The firm could sell the Cubs franchise in parts. Its quest for the highest bid may cause friction.

September 15, 2007|Michael A. Hiltzik and Bill Shaikin | Times Staff Writers

With Major League Baseball entering the final two weeks of the regular season, the bidding for the Chicago Cubs is about to move into the hardball stage.

Tribune Co. announced in May that it would sell the marquee franchise after the current season as part of its privatization deal with Chicago real estate mogul Sam Zell. Estimates of the value of the team, its historic home at Wrigley Field and Tribune's 25% share of Comcast SportsNet, a regional cable TV network, have rocketed to $1 billion and beyond.

The Cubs, after all, are among the biggest draws in the major leagues. About 3.1 million fans flooded into Wrigley last year, keeping the stadium 93% filled despite the team's poor on-field performance. The Cubs finished in last place in the National League's Central Division, although they've come back this year and held on to first place by a slim margin going into Friday night's game with the St. Louis Cardinals.

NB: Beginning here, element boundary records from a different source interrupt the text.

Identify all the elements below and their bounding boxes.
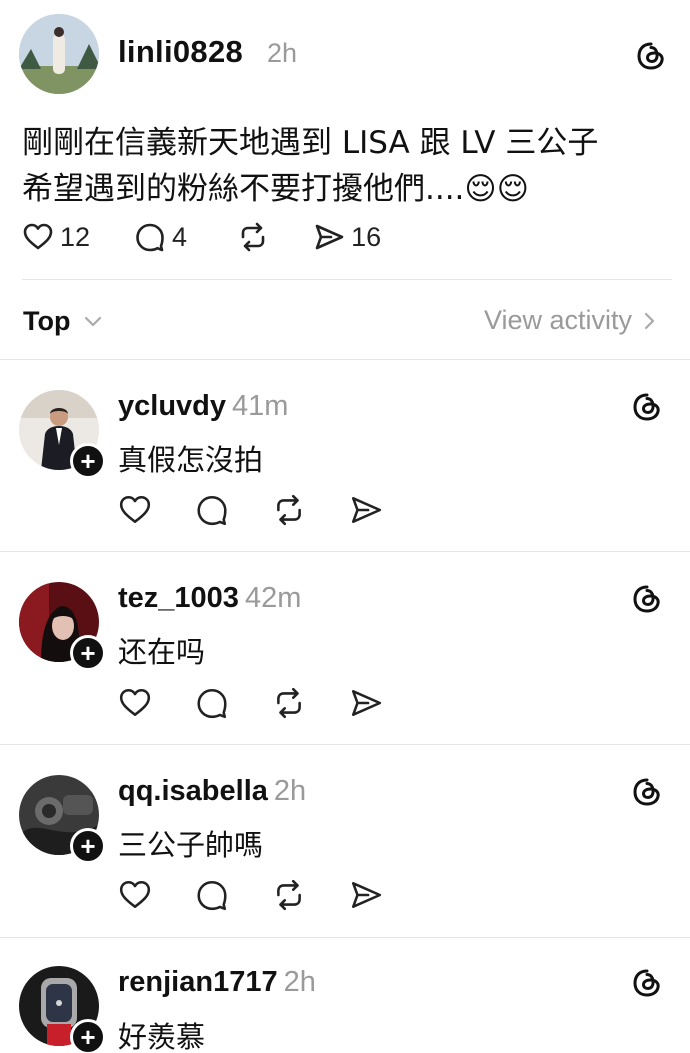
reply-time: 2h: [283, 966, 316, 998]
follow-plus-button[interactable]: +: [70, 443, 106, 479]
comment-count: 4: [172, 221, 188, 252]
view-activity-link[interactable]: View activity: [484, 305, 632, 336]
reply-header: renjian1717 2h: [118, 966, 316, 999]
send-icon[interactable]: [349, 686, 383, 720]
post-text-line-1: 剛剛在信義新天地遇到 LISA 跟 LV 三公子: [22, 125, 599, 161]
threads-logo-icon[interactable]: [632, 968, 662, 998]
comment-button[interactable]: 4: [134, 221, 187, 253]
repost-icon[interactable]: [272, 878, 306, 912]
reply-header: tez_1003 42m: [118, 582, 301, 615]
comment-icon: [136, 223, 164, 252]
avatar[interactable]: [19, 14, 99, 94]
threads-logo-icon[interactable]: [632, 584, 662, 614]
reply-username[interactable]: qq.isabella: [118, 775, 268, 807]
reply-text: 真假怎沒拍: [118, 443, 264, 477]
reply-header: ycluvdy 41m: [118, 390, 288, 423]
comment-icon[interactable]: [195, 493, 229, 527]
reply-item: + ycluvdy 41m 真假怎沒拍: [0, 360, 690, 551]
heart-icon[interactable]: [118, 493, 152, 527]
original-post: linli0828 2h 剛剛在信義新天地遇到 LISA 跟 LV 三公子 希望…: [0, 0, 690, 280]
send-icon[interactable]: [349, 493, 383, 527]
heart-icon: [23, 223, 53, 250]
reply-header: qq.isabella 2h: [118, 775, 306, 808]
repost-icon[interactable]: [272, 686, 306, 720]
threads-logo-icon[interactable]: [636, 41, 666, 71]
repost-icon: [241, 222, 265, 252]
like-count: 12: [60, 221, 91, 252]
follow-plus-button[interactable]: +: [70, 635, 106, 671]
reply-item: + renjian1717 2h 好羨慕: [0, 938, 690, 1053]
repost-button[interactable]: [237, 221, 269, 253]
post-text-line-2: 希望遇到的粉絲不要打擾他們....😌😌: [22, 171, 530, 207]
repost-icon[interactable]: [272, 493, 306, 527]
threads-logo-icon[interactable]: [632, 777, 662, 807]
follow-plus-button[interactable]: +: [70, 828, 106, 864]
reply-username[interactable]: renjian1717: [118, 966, 278, 998]
threads-logo-icon[interactable]: [632, 392, 662, 422]
reply-item: + qq.isabella 2h 三公子帥嗎: [0, 745, 690, 937]
send-icon[interactable]: [349, 878, 383, 912]
post-time: 2h: [267, 38, 298, 68]
share-count: 16: [351, 221, 382, 252]
reply-username[interactable]: ycluvdy: [118, 390, 226, 422]
follow-plus-button[interactable]: +: [70, 1019, 106, 1053]
reply-username[interactable]: tez_1003: [118, 582, 239, 614]
reply-text: 好羨慕: [118, 1020, 206, 1053]
heart-icon[interactable]: [118, 878, 152, 912]
reply-time: 42m: [244, 582, 302, 614]
sort-bar: Top View activity: [0, 280, 690, 360]
comment-icon[interactable]: [195, 686, 229, 720]
sort-dropdown[interactable]: Top: [23, 306, 70, 337]
chevron-down-icon[interactable]: [82, 310, 104, 332]
reply-item: + tez_1003 42m 还在吗: [0, 552, 690, 744]
heart-icon[interactable]: [118, 686, 152, 720]
reply-time: 41m: [232, 390, 289, 422]
share-button[interactable]: 16: [313, 221, 381, 253]
reply-time: 2h: [273, 775, 307, 807]
chevron-right-icon[interactable]: [638, 310, 660, 332]
like-button[interactable]: 12: [22, 221, 90, 253]
reply-text: 三公子帥嗎: [118, 828, 264, 862]
post-username[interactable]: linli0828: [118, 34, 243, 70]
comment-icon[interactable]: [195, 878, 229, 912]
reply-text: 还在吗: [118, 635, 206, 669]
send-icon: [315, 224, 344, 250]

But Tribune, which also owns The Times, is now pondering whether it might get more money by selling the pieces separately, according to people close to the Tribune transaction. Among other things, that would limit Commissioner Bud Selig's influence over the deal because Major League Baseball's authority extends only to the team itself. Selig has been accused of steering previous franchise sales toward bidders he favors, even when higher offers have been on the table, and he may have a strong preference this time.

A piecemeal transaction would also make the sale more complicated and probably push the timeline for its completion past the end of this year. And the league says it would represent a change of signals from Tribune.

"They've told us they're going to package them together," Selig said in an interview.

Sports-marketing experts generally believe that, in the end, a single deal will be made. But a Tribune source said the offering document provided to the league didn't commit the company to any specific combination.

Zell would have veto power over major transactions once he becomes Tribune's chairman if and when the deal is completed, possibly around the end of this year. Yet even now Zell, who holds one of the seven seats on the Tribune board, has a significant voice in corporate matters and wouldn't take kindly to being strong-armed into accepting less than the highest bid.

The Cubs deal may develop into an unusual public spectacle. Unlike most franchise sales, which involve groups of private individuals as buyers and sellers, this one involves a public corporation that has a fiduciary duty to obtain the best return for shareholders by accepting the highest offer, regardless of the bidder's identity.

On the other hand, as a group of private franchise owners engaged in a joint undertaking, Major League Baseball has a clear interest in approving sales only to buyers with whom the owners are comfortable -- not necessarily the highest bidders. The transfer of any franchise requires the approval of 23 of the 30 team owners.

"You're asking to be a member of a club, and the club has a right to say no, a former MLB executive said. "So this pits the principle of fiduciary responsibility against the right to belong to a club. The odds are it's going to be a long, drawn-out process."

The last time those principles were in such stark conflict was 2001, when the sellers of the Boston Red Sox accepted a $700-million bid from a group headed by baseball insider John Henry over two higher bids, including a $790-million offer from cable mogul Charles Dolan. The team and the league justified the outcome by arguing that the Henry group had a better chance of winning prompt league approval and the expected delay in the league's scrutiny of Dolan's bid would be costly to the sellers.

Still, the gap was so wide that Massachusetts Atty. Gen. Thomas F. Reilly threatened to block the sale on the grounds that it shortchanged the team's majority owner, a group of charitable trusts. After Reilly accused the league of "calling the shots" on the deal, it was restructured to give the trusts a larger share of the proceeds.

In the case of the Cubs, the suitor with the putative inside track because of its link to Selig is a group of Chicago businessmen led by John A. Canning Jr., chairman of the private equity firm Madison Dearborn Partners. Canning holds a part-interest in the Milwaukee Brewers, of which Selig was formerly the principal owner; he would have to divest that interest to acquire the Cubs. His group reportedly includes Andrew McKenna, the chairman of Chicago-based McDonald's Corp. and a former Cubs chairman.